Ja, Sie werden so viel früher ins Bett gehen (und wahrscheinlich auch früher aufwachen), und es scheint unmöglich, dies in unserem geschäftigen, elektronisch geladenen Leben zu tun, aber versuchen Sie es eine Woche lang und sehen Sie, ob Sie Ihren natürlichen Circadian finden Rhythmen übernehmen und werden besser und mehr Schlaf. Es gibt auch andere Ratschläge, also können Sie diese Liste bewerten, aber die einwöchige Back-to-Nature-Reset-Methode ist mein persönlicher Favorit.
7. Schneiden Sie Alkohol aus
Alkohol ist eine große Belastung für Ihr Training. Es gibt nicht nur Kalorien ohne Nahrung, es kann Sie während des Trainings träge und neblig machen und Ihren Schlaf unterbrechen. Wenn Sie versuchen, das beste Maß an Fitness zu erreichen, ist Alkohol eines der ersten Dinge, die Sie in Betracht ziehen sollten, um Ihre Routine zu beenden. Und wenn Sie es nicht ganz ausschneiden wollen, dann schneiden Sie es zurück.
Ein Getränk kann die Trainingsleistung oder die allgemeine Fitness nicht merklich reduzieren. Vermeiden Sie jedoch Übertreibungen und vermeiden Sie tägliches Trinken, wenn Sie die Effektivität Ihres Trainings verbessern möchten.
8. Arbeiten Sie an Ihrer mentalen Fitness
Viele Sportler trainieren ihren Körper endlos und schenken ihrer mentalen Fitness nie viel Aufmerksamkeit. Mentale Fitness beinhaltete Lern- und Übungstechniken, die Athleten dabei unterstützen, unter Druck gute Leistungen zu erbringen, zu verstehen, wie man während des Wettkampfs entspannt bleibt und wie man sich nach Misserfolgen und Rückschlägen elegant erholt.

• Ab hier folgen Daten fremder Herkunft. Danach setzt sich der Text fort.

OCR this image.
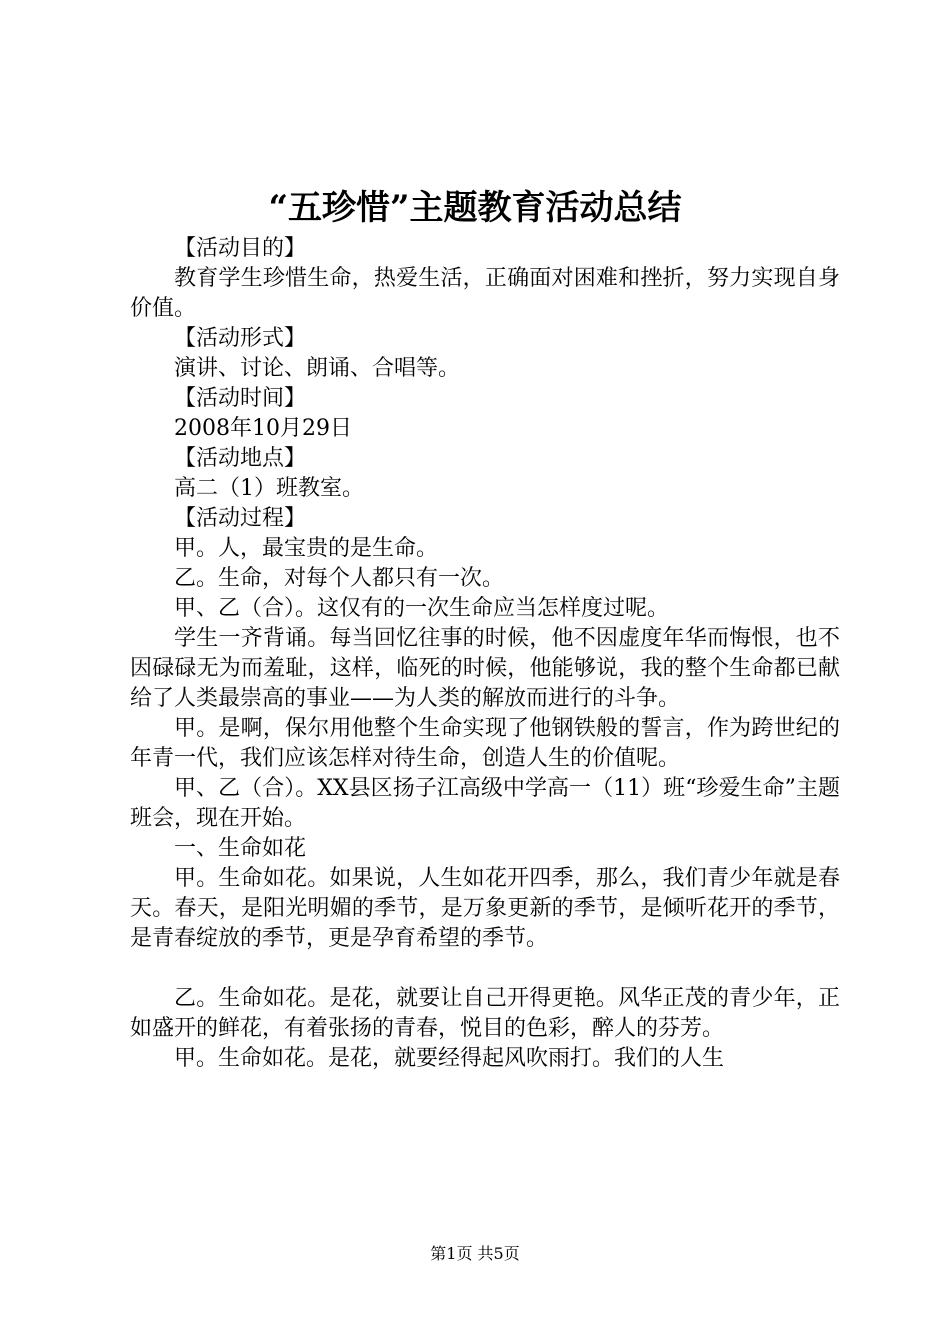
“五珍惜”主题教育活动总结

【活动目的】

教育学生珍惜生命，热爱生活，正确面对困难和挫折，努力实现自身价值。

【活动形式】

演讲、讨论、朗诵、合唱等。

【活动时间】

2008年10月29日

【活动地点】

高二（1）班教室。

【活动过程】

甲。人，最宝贵的是生命。

乙。生命，对每个人都只有一次。

甲、乙（合）。这仅有的一次生命应当怎样度过呢。

学生一齐背诵。每当回忆往事的时候，他不因虚度年华而悔恨，也不因碌碌无为而羞耻，这样，临死的时候，他能够说，我的整个生命都已献给了人类最崇高的事业——为人类的解放而进行的斗争。

甲。是啊，保尔用他整个生命实现了他钢铁般的誓言，作为跨世纪的年青一代，我们应该怎样对待生命，创造人生的价值呢。

甲、乙（合）。XX县区扬子江高级中学高一（11）班“珍爱生命”主题班会，现在开始。

一、生命如花

甲。生命如花。如果说，人生如花开四季，那么，我们青少年就是春天。春天，是阳光明媚的季节，是万象更新的季节，是倾听花开的季节，是青春绽放的季节，更是孕育希望的季节。

乙。生命如花。是花，就要让自己开得更艳。风华正茂的青少年，正如盛开的鲜花，有着张扬的青春，悦目的色彩，醉人的芬芳。

甲。生命如花。是花，就要经得起风吹雨打。我们的人生

第1页 共5页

Eine positive Einstellung ist weitaus wichtiger, als viele Athleten wissen. Es lohnt sich also, sich etwas Zeit zu nehmen, um die Grundlagen von Achtsamkeit, Visualisierung und Atemübungen zu erlernen.
9. Machen Sie ein bisschen Yoga
Yoga ist nicht nur eine Modeerscheinung, es ist effektiv. Das Erlernen und Üben der grundlegendsten Yoga-Posen kann einem Athleten dabei helfen, Muskelverspannungen oder Ungleichgewichte auszugleichen und dabei Atmung, Haltung und Bewegungsfreiheit zu verbessern. Und fast alle Formen des Yoga verbessern das Gleichgewicht und die Propriozeption, was die Beweglichkeit verbessern kann. Alles großartige Fähigkeiten für jeden Athleten.
10. Halten Sie die Übung Spaß
Ja, das hört sich einfach an, aber viele Erwachsene haben es wirklich schwer, Spaß beim Training zu haben. Wenn Sie feststellen, dass Ihr Training Plackerei ist, suchen Sie nach etwas mehr Spaß für Sie.